“So Mr Pringle is on the other side,” said Mary Percival. “Perhaps it is just as well, considering all things.”
“Why should it be just as well?” said Violet, with a spark of fire lighting up her soft eyes. “Is unkindness, and opposition among people who ought to be friends, ever ‘just as well’? You are not like yourself when you say so;” and a colour which was almost angry rose upon Vi’s delicate cheek.
“My dear, I have never concealed from you that I want to keep you and Val apart from each other,” said Miss Percival, with an injudicious frankness which I have never been able to understand in so sensible a woman; but the most sensible persons are often foolish on one special point, and this was Mary’s particular weakness.
“Why should we be kept apart?” said Violet, with lofty youthful indignation. “Nobody can keep us apart—neither papa’s politics nor anything else outside of ourselves.”
“Vi! Vi! I don’t think that is how a girl should speak of a young man.”
“Oh, I cannot bear you when you go on about girls and young men!” cried Violet, stamping her small foot in the vehemence of her indignation. “Is it my fault that I am a girl and Val a boy? Must I not be friends with him because of that, a thing we neither of us can help, though I have known him all my life? But we are fast friends,” cried Vi, with magnificent loftiness, her pretty nostrils dilating, her bright eyes flashing upon her companion. “Neither of us thinks for a moment of any such nonsense. We were friends when we were seven years old, and I would not give up my friend, not if he were twenty young men!”
“You are a foolish little girl, and I am sorry for you, Vi,” said Mary, shaking her head. “At any rate, because you are fond of Val, that is no reason for being uncivil to me.”
At these words, as was natural, Violet, with tears in her eyes, flew to her friend and kissed her, and begged pardon with abject penitence. “But I wish I had nothing more on my mind than being friends with Val,” the girl said, sighing, “or the difference of people’s politics. Of course people must differ in politics, as they do in everything else. I am a Liberal myself. I think that to resist everything that is new, and cling to everything that is old, whether they are bad, or whether they are good, is very wrong. To choose what is best, whether old or new, is surely the right way.”

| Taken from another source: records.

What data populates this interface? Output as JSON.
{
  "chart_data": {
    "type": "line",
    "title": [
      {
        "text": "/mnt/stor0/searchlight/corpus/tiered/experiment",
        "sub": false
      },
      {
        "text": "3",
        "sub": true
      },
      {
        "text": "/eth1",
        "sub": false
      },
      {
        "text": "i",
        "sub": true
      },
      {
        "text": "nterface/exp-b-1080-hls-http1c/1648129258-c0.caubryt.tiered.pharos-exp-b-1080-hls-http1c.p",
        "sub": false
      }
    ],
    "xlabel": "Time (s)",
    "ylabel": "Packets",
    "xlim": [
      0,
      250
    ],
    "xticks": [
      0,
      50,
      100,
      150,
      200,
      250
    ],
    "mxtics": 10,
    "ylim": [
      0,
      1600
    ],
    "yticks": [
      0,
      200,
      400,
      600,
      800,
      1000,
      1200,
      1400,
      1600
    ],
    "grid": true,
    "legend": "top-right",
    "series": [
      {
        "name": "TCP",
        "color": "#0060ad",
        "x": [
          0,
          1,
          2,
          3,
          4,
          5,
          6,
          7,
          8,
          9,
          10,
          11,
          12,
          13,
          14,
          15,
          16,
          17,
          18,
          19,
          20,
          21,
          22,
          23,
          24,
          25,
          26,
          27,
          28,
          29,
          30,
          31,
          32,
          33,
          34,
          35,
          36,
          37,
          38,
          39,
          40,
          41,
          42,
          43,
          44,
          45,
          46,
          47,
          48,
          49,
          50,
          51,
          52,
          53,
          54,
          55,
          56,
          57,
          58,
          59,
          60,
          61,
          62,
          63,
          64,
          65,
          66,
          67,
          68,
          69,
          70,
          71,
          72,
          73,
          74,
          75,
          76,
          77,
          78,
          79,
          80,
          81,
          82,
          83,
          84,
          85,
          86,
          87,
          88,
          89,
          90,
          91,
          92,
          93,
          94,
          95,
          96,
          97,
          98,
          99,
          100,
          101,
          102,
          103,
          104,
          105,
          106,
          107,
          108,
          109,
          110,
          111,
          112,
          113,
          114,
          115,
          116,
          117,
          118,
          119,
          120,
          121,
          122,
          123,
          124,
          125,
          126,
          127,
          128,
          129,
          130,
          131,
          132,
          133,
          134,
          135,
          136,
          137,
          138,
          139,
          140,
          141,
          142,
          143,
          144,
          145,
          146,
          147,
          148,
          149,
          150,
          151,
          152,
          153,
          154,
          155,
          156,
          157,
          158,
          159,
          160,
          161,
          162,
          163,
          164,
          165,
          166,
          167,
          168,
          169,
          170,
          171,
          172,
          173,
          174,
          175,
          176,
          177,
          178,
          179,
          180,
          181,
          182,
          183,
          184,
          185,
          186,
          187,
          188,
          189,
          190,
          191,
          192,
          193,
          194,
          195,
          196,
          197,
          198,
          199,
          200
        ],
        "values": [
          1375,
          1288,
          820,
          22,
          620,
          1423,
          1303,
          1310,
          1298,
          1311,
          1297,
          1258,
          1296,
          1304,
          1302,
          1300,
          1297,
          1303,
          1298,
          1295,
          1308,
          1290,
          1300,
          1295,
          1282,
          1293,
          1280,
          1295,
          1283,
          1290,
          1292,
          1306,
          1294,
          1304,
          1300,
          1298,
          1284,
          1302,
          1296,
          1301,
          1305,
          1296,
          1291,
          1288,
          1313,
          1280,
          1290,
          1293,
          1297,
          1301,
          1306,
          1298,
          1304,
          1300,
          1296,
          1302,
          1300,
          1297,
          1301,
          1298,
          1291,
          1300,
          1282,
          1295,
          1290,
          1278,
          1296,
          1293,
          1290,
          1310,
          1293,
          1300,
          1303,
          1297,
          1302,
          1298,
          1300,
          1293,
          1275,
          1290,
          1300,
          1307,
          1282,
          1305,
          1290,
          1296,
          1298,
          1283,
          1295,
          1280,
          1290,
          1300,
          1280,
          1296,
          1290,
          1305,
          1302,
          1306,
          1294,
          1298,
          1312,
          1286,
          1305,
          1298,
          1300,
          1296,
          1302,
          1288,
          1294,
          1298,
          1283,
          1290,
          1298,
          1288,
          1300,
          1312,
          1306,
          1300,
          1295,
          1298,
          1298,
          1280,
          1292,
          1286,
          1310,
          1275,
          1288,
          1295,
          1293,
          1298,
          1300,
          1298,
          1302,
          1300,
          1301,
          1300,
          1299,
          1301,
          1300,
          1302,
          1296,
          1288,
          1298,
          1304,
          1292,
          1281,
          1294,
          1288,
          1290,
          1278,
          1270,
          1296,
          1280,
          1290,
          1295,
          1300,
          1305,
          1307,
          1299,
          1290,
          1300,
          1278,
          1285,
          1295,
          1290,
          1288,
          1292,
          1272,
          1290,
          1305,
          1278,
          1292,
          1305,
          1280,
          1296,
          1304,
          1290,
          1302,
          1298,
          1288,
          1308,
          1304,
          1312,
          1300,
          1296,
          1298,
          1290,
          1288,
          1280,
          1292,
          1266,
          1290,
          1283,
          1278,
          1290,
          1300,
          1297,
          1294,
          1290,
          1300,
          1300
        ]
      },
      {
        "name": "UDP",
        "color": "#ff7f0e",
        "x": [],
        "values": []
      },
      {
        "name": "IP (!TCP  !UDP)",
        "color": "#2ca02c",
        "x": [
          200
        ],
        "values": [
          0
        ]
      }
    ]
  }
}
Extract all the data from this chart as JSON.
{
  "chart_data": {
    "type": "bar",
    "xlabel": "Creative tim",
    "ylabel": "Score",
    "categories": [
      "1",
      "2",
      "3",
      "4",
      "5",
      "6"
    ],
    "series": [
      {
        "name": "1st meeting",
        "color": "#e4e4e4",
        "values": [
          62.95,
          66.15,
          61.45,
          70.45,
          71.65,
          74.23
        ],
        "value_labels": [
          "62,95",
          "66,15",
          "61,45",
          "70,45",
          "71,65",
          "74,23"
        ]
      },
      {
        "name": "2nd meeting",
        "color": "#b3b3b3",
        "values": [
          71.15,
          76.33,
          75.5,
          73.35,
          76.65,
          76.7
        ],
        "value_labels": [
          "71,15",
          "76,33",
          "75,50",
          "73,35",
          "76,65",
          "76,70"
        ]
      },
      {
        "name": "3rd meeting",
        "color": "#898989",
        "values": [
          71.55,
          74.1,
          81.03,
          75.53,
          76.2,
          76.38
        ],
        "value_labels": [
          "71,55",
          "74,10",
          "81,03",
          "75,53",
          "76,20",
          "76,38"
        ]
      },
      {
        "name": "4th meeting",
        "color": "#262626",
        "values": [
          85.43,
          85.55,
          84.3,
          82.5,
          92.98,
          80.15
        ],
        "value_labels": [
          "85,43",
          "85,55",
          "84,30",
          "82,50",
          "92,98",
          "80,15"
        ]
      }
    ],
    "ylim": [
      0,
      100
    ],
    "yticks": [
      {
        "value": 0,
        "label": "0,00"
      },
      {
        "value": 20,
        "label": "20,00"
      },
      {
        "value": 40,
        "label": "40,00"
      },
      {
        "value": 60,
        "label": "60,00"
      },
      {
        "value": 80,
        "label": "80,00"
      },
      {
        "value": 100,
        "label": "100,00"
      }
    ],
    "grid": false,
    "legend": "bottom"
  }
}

“Oh, you are a Liberal yourself?” said Mary, amused; “but I don’t doubt Val could easily turn you into a Conservative, Vi.”
“Val could not do anything of the kind,” said Violet, with some solemnity. “Of course I can’t have lived to be twenty without thinking on such subjects. But I wish I had nothing more on my mind than that. Both Liberals and Conservatives may be fond of their country, and do their best for it. I don’t like a man less for being a Tory, though I am a Liberal myself.”